Cassinga
“Some scholars have written about it, but their accounts deliberately manipulate and distort the facts and are filled with falsehoods.”
These were the words of Cassinga survivor Paulina Kashinasha Kalo at a very sombre commemorative ceremony in remembrance of the hundreds of Namibian men, women and children massacred at the former Swapo refugee camp at Cassinga in southern Angola.
Kalo, who is the spokesperson of the Cassinga survivors, echoed the clarion call by Safety and Security Minister Charles Namoloh, who urged survivors to tell nothing, but the truth about the day Cassinga suffered airstrikes and an invasion of paratroopers in the early hours of May 4, 1978, leaving 300 children, 294 women and 165 men dead, and misplacing 200 Namibian refugees.
He also told survivors of a former Swapo military camp, Vietnam, which was attacked at 13h00 on the same day to also tell their truth about their ordeal at that camp, believed to have hosted close to 2 000 people.
Namoloh led a delegation of close to 300 people, including Vietnam and Cassinga survivors, mainly women, journalists and government officials from Namibia to commemorate Cassinga Day in that country.
It was at Cassinga that Kalo reminded her fellow survivors that the history of what happened at Cassinga on that dreadful day is yet to be written, before saying much of it has already been distorted: “Some even claim Cassinga was a Swapo military base. We know that this is not true, because we were here. Cassinga was a refugee camp.”
She stressed it is imperative that as survivors of the South African massacre they document their own accounts, based on what they experienced at Cassinga and Vietnam: “I hope we will take up this challenge. We must do it.”
Kalo also said more has to be done for those killed on that day, including the erection of befitting memorial sites, rather than simply remembering the events of that day. Just two days prior to the Cassinga commemoration, Namoloh told survivors and journalists at the former base, known as Vietnam, that plans are underway for memorial shrines and sites to be erected at both sites.
At the time teary-eyed Vietnam survivors could not believe that besides to Aloe Vera plants there was nothing to mark the graves, as some stepped over graves of their fallen comrades. At Cassinga, survivors witnessed how the two mass graves there were overgrown with grass, with no proper road leading top the place.

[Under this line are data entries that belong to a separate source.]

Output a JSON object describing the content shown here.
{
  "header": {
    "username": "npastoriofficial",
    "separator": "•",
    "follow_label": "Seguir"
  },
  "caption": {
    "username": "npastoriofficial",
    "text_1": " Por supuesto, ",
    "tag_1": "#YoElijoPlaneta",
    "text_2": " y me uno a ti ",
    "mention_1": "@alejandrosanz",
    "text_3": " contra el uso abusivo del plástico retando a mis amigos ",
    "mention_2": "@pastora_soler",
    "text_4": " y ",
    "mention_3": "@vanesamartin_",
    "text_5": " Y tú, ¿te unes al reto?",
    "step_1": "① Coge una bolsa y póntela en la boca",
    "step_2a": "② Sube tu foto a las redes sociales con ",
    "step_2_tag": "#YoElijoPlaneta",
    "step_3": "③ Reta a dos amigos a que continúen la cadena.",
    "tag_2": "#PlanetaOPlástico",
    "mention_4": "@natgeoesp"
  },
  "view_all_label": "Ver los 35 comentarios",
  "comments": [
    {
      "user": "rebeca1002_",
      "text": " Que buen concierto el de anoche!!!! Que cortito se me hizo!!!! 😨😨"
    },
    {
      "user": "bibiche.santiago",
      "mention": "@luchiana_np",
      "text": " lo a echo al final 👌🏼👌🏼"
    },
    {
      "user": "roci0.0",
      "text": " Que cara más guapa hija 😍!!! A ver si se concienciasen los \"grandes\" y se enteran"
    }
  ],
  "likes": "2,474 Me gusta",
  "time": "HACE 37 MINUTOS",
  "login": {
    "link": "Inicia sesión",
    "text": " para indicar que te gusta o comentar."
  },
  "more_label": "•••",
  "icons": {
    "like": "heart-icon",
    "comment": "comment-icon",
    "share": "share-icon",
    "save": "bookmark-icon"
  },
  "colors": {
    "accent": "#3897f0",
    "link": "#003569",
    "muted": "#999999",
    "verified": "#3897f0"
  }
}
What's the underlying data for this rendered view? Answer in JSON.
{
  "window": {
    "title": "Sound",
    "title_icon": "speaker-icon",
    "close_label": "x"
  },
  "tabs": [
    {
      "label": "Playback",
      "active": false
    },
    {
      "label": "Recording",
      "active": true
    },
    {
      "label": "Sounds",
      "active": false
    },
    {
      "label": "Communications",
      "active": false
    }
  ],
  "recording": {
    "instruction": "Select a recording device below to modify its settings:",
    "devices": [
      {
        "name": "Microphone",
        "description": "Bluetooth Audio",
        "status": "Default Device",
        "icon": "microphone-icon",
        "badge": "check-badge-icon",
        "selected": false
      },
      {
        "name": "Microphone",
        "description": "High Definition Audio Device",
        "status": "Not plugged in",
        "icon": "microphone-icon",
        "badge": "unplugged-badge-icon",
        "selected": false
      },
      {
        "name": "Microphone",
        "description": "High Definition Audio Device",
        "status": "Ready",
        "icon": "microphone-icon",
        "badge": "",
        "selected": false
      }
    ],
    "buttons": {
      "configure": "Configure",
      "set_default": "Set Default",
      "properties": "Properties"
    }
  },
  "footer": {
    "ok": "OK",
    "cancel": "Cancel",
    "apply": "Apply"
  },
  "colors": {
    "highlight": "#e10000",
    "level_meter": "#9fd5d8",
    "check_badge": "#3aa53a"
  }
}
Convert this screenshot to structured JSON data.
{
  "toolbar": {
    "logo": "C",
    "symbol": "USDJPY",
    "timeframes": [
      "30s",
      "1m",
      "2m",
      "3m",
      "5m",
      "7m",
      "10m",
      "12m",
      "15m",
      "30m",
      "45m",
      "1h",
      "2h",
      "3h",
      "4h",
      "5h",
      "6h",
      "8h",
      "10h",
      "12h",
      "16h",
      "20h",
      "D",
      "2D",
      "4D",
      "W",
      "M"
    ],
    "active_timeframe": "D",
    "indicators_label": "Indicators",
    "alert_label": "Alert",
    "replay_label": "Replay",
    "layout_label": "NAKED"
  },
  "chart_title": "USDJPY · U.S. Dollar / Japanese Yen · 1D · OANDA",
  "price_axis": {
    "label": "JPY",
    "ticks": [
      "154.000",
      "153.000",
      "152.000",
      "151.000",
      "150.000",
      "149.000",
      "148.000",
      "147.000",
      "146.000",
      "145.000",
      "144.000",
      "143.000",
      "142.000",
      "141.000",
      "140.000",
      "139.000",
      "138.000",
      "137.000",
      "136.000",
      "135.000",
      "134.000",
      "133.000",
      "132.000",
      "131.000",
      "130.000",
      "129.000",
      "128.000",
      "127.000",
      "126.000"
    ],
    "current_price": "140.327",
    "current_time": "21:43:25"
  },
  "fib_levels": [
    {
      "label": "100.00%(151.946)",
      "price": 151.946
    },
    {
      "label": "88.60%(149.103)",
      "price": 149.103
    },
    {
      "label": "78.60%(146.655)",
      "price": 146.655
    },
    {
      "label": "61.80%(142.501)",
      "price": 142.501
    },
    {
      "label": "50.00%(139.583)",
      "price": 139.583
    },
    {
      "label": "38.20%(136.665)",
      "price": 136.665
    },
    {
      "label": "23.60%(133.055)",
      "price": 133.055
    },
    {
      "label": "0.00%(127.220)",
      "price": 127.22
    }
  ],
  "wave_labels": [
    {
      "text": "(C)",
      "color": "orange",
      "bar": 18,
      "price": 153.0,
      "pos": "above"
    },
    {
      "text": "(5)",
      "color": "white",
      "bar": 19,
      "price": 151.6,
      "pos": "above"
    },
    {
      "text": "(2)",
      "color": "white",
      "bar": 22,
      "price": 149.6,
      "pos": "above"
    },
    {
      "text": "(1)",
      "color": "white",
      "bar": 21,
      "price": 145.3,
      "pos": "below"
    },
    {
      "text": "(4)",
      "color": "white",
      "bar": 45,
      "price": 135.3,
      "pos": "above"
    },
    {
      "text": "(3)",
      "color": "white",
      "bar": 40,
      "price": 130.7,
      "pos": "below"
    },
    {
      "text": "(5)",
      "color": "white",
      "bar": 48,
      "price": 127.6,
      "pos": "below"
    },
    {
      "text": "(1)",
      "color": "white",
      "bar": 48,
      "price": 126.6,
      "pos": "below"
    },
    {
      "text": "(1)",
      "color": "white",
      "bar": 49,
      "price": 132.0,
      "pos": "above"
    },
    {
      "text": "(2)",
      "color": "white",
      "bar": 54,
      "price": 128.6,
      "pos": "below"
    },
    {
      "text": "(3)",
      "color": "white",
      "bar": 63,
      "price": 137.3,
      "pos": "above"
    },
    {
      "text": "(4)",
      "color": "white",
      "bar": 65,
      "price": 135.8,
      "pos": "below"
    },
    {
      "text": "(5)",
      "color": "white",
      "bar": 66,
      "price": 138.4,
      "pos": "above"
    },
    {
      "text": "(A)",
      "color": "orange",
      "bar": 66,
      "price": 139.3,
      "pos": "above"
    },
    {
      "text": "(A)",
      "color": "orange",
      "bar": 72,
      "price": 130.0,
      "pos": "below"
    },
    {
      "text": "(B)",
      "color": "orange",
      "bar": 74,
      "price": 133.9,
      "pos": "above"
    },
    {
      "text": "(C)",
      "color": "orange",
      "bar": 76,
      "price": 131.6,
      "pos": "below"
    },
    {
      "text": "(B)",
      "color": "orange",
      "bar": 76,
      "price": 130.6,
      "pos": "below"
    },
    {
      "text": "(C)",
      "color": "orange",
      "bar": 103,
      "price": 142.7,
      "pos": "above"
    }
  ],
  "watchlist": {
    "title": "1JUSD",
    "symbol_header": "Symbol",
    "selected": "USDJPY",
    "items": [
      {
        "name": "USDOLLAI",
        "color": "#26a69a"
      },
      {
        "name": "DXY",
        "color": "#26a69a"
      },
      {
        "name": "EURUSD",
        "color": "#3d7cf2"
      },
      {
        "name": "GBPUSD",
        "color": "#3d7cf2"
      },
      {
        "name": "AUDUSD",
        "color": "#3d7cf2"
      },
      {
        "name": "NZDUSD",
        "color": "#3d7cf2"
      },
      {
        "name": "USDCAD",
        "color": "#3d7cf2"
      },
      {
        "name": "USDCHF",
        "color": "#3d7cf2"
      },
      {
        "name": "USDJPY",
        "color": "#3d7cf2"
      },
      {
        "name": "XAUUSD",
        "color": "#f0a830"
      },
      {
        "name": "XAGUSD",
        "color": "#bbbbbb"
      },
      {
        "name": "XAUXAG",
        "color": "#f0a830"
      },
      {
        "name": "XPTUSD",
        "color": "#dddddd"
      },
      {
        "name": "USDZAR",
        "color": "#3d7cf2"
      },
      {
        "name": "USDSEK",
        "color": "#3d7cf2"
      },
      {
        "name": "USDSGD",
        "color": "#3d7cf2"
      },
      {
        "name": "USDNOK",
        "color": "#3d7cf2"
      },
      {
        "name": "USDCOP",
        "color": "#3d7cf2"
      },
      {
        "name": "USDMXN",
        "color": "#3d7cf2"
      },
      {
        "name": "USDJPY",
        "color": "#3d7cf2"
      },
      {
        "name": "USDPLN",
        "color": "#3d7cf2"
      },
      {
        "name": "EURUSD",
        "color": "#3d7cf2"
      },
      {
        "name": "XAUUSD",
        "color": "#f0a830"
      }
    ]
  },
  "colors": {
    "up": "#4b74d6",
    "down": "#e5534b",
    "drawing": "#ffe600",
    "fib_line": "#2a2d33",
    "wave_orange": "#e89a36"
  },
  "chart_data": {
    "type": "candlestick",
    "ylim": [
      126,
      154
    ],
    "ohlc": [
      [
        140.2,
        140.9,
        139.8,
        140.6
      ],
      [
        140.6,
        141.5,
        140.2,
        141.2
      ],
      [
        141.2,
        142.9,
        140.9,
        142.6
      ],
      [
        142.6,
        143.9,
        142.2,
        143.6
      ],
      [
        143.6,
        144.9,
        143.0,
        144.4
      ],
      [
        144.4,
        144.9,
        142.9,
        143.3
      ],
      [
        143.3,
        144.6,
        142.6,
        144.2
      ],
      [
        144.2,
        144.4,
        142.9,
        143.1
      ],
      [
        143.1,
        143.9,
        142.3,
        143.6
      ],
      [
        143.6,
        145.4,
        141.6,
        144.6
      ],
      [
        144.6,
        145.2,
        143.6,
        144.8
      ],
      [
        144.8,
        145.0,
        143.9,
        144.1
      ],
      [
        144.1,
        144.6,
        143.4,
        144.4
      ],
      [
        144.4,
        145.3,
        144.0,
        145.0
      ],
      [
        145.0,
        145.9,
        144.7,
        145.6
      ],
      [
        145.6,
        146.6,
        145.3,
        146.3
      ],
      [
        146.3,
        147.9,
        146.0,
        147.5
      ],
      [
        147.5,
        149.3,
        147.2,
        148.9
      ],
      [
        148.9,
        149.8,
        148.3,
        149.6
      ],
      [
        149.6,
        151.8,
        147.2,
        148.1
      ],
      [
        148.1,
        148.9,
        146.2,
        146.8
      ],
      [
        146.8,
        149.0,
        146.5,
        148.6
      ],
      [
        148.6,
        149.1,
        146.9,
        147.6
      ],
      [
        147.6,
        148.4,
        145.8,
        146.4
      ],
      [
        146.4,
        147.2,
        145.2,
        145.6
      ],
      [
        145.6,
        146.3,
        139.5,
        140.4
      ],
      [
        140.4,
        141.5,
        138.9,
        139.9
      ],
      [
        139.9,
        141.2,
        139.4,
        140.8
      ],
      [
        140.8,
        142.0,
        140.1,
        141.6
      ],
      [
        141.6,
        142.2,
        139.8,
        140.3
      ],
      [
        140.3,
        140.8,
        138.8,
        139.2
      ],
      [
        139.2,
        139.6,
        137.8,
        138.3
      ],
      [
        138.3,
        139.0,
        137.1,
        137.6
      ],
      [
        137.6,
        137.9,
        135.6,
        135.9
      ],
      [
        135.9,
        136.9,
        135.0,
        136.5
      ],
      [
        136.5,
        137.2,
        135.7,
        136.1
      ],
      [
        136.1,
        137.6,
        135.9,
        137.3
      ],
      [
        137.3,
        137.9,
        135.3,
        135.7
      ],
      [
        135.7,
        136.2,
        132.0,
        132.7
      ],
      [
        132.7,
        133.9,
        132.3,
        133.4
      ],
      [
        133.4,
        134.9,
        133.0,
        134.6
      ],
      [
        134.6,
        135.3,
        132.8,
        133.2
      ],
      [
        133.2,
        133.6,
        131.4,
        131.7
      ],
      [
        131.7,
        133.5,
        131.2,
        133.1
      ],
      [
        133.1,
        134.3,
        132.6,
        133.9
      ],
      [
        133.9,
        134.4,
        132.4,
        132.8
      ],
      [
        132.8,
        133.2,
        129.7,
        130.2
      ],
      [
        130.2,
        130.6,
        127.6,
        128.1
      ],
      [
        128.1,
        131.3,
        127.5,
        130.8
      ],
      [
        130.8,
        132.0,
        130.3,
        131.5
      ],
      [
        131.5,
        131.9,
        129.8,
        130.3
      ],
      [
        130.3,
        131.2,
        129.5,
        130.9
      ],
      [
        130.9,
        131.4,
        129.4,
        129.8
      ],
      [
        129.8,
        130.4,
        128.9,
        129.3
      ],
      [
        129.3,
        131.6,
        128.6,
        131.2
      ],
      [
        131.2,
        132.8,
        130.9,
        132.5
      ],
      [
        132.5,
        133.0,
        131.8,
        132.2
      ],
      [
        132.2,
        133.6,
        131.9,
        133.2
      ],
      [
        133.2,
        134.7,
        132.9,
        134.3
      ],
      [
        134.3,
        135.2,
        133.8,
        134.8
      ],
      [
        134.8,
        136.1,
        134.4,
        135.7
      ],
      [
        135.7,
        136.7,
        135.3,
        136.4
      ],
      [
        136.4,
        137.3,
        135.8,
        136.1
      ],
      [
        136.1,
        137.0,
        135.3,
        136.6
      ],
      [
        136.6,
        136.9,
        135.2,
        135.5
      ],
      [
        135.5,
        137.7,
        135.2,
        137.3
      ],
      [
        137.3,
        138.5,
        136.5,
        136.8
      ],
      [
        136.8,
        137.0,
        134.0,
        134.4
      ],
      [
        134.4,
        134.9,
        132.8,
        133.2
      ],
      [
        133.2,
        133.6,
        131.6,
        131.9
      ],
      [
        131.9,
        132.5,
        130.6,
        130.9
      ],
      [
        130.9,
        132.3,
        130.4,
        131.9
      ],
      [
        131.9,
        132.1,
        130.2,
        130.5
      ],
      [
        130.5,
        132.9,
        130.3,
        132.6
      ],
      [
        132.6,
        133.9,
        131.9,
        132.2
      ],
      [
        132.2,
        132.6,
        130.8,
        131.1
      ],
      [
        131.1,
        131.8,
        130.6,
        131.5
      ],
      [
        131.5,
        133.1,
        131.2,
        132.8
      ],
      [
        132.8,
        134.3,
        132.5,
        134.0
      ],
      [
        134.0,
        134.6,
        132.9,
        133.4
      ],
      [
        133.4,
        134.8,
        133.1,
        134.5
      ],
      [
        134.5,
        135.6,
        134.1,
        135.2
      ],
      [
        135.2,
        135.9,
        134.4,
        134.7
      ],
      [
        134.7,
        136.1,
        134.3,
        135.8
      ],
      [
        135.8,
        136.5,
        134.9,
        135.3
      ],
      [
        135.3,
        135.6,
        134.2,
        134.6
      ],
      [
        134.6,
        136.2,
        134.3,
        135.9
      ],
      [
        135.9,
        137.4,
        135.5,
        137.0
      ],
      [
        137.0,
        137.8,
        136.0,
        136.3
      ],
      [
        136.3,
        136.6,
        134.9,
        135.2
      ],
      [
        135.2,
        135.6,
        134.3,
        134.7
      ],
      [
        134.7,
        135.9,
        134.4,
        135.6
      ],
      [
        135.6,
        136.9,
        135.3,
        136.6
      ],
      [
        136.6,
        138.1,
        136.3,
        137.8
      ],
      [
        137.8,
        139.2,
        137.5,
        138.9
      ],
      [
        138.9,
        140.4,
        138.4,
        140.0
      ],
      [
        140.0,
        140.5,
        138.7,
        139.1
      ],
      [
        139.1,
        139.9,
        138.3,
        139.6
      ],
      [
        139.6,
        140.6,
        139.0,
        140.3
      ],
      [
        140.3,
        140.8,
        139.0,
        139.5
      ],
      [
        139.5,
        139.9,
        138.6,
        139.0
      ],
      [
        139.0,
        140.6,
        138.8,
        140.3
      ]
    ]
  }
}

The Swapo Youth League laid a cement floor over both graves in 1983. However, the upper slab on the smaller grave is completely eroded and dilapidated. What remains is mostly sand, lined by thin borders of cement, while the bigger grave has also turned to sand in parts.
No wall or enclosing structures have been built around the graves and it appeared as if the grass around the graves was cleared only days before the Namibia delegation arrived there.
The shuttered houses, which made up the five sections of housing Namibians at Cassinga, remain in that state as green shrubs and grass encroached. Fears are that if not preserved the houses could whither away in the extreme and harsh climatic conditions of that country.
“Today, as we remember and pay tribute to our comrades who died at Cassinga, we should also introspect about what remains to be done,” Kalo said.
“When we walk away from this place we need to ask ourselves these pertinent questions. What more can we do to honour the legacy of our heroes and heroines who are resting here? How can we offer them something more than a ceremony and a moment’s gratitude? How do we ensure that Cassinga Day is more than just a single day of remembrance?”
It is Kalo’s belief that as Cassinga survivors and as a country, Namibians have an historical obligation to do more.
“There is no better way to remember and show our deepest respect to our fallen compatriots than to erect a monument here honouring them, a noble shrine wherein their glory is laid up to be eternally remembered by present and future generations of our country. This must be one of our top priorities.”